Men tried to subtly watch her as she moved by, failing spectacularly. She felt elated, giddy, but every ounce of tension that had faded ratcheted up higher and higher as she approached the table. At the last moment, before reaching the table. She stood over and rested her hand on his upper arm to get his attention. He started and turned in surprise his eyes locking onto her’s, a big smile spreading on his face.
“Hey! Pippa, long time no see”
“Hey,” her shoulders relaxing, “great to see you too…”
“I’m telling you this complete, fucking bullshit,”
“Look, I’m sorry, I promise you, this is just a temporar..”
He recoiled as if slapped, the anger in her voice tearing through his words and chest like a hammer. He felt himself shrink inside, shoulders bunched and aching from tension, his stomach churned and spat acid as his traitorous mouth dried up in a panic.
His eyes focused and locked onto her forearm tattoo of a cat. Desperate to concentrate on something but also terrified to take on the full heat of her gaze, even then, he could feel her anger radiating off her in waves. Each thundering heartbeat in his ears boomed with guilt and shame.
“You know that I love you,” he started to say, hating the whining quality that had filtered into his voice.
“Do, you?!” he saw her knuckles whiten, “Because you pay more attention to that fucking thing than me!”
Her finger angrily stabbing at his computer screen.
Petulant resentment flared.
“I’m studying to get a better job! it’ll help us both out of this situation!” he tried to meet her eye.
“It’s not going to be forever, then we can move to a nicer place, a better place.”
Pippa snorted, her lip curling up. She stood over him as he sat coiled in the chair, every nerve and muscle simultaneously ice and fire.

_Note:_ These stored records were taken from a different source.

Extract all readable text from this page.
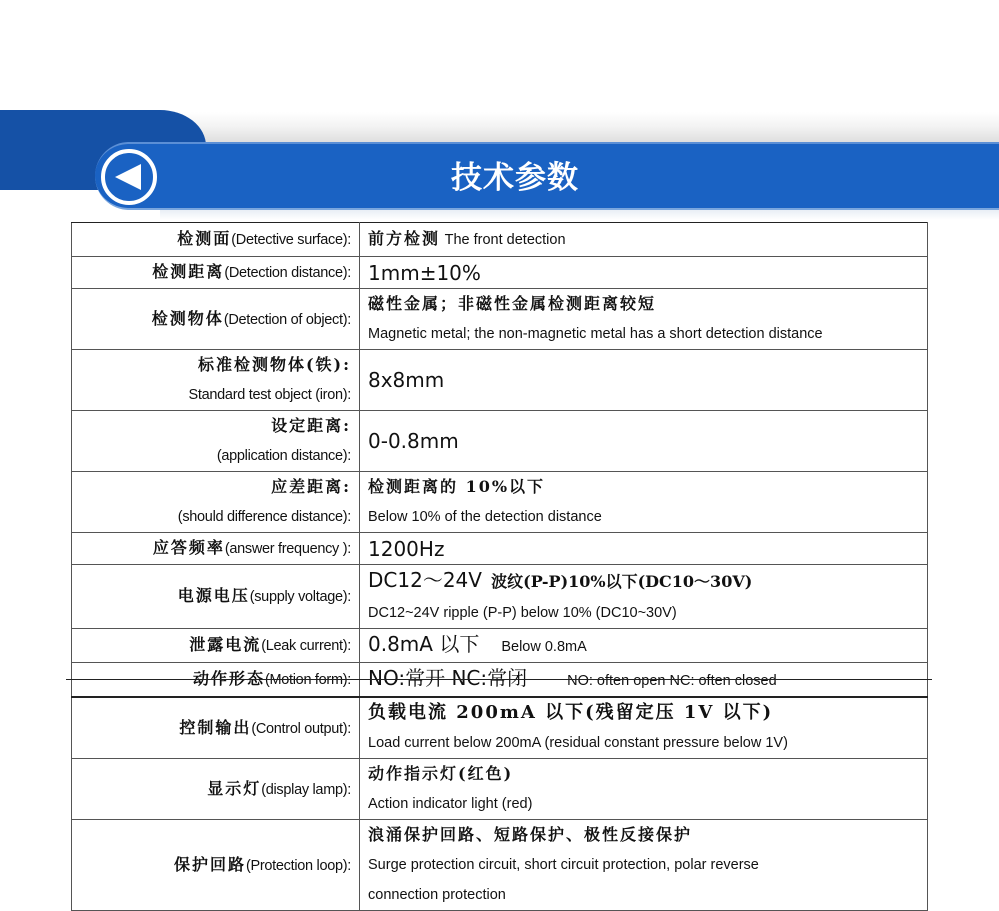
技术参数
检测面(Detective surface):	前方检测 The front detection

检测距离(Detection distance):	1mm±10%

检测物体(Detection of object):	磁性金属；非磁性金属检测距离较短
Magnetic metal; the non-magnetic metal has a short detection distance

标准检测物体(铁):
Standard test object (iron):	8x8mm

设定距离:
(application distance):	0-0.8mm

应差距离:
(should difference distance):	检测距离的 10%以下
Below 10% of the detection distance

应答频率(answer frequency ):	1200Hz

电源电压(supply voltage):	DC12～24V 波纹(P-P)10%以下(DC10～30V)
DC12~24V ripple (P-P) below 10% (DC10~30V)

泄露电流(Leak current):	0.8mA 以下 Below 0.8mA

动作形态(Motion form):	NO:常开 NC:常闭 NO: often open NC: often closed

控制输出(Control output):	负载电流 200mA 以下(残留定压 1V 以下)
Load current below 200mA (residual constant pressure below 1V)

显示灯(display lamp):	动作指示灯(红色)
Action indicator light (red)

保护回路(Protection loop):	浪涌保护回路、短路保护、极性反接保护
Surge protection circuit, short circuit protection, polar reverse
connection protection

“Do you know how long you’ve been saying that?”
“I’m done, James, I’m leaving, I’m going to walk out that door, and if I do, you won’t see me again.” her eyes were fire. “Do. You. Understand?”
The silence lasted a breath, then two. A million responses left unsaid.
Then in an instant that he would replay forever, she was turning and striding away, her back straight, fists clenched at her sides, rage and pain flowed out from her body language like a cloud. The edge of her tattoos seemed to stand out like sharp lines against her pale skin, like even they were taught with anger and disgust at him.
His bedroom door slammed so hard behind her that the frame shuddered. For a moment, his vision blurred, the sound of her heavy boots marching off down the corridor.
He heard a strangled noise leave his throat, even as his body slumped in defeat as he listened to the finality of the front door being slammed shut.
He stared blankly at the door for an unknowable amount of time. Part of him screaming to get up and run after her, part of him saying that this wasn’t his fault. His neck creaked and popped when he finally turned to look at the computer screen, the software problem still waiting for him.
He forced himself to rotate the chair. To focus. He sat at his computer, hunched and alone. Here was something he could resolve. No pain, no sacrifice or compromise, desperately trying to ignore the smiling faces of the couple staring accusingly at him from his desktop background, he started to type.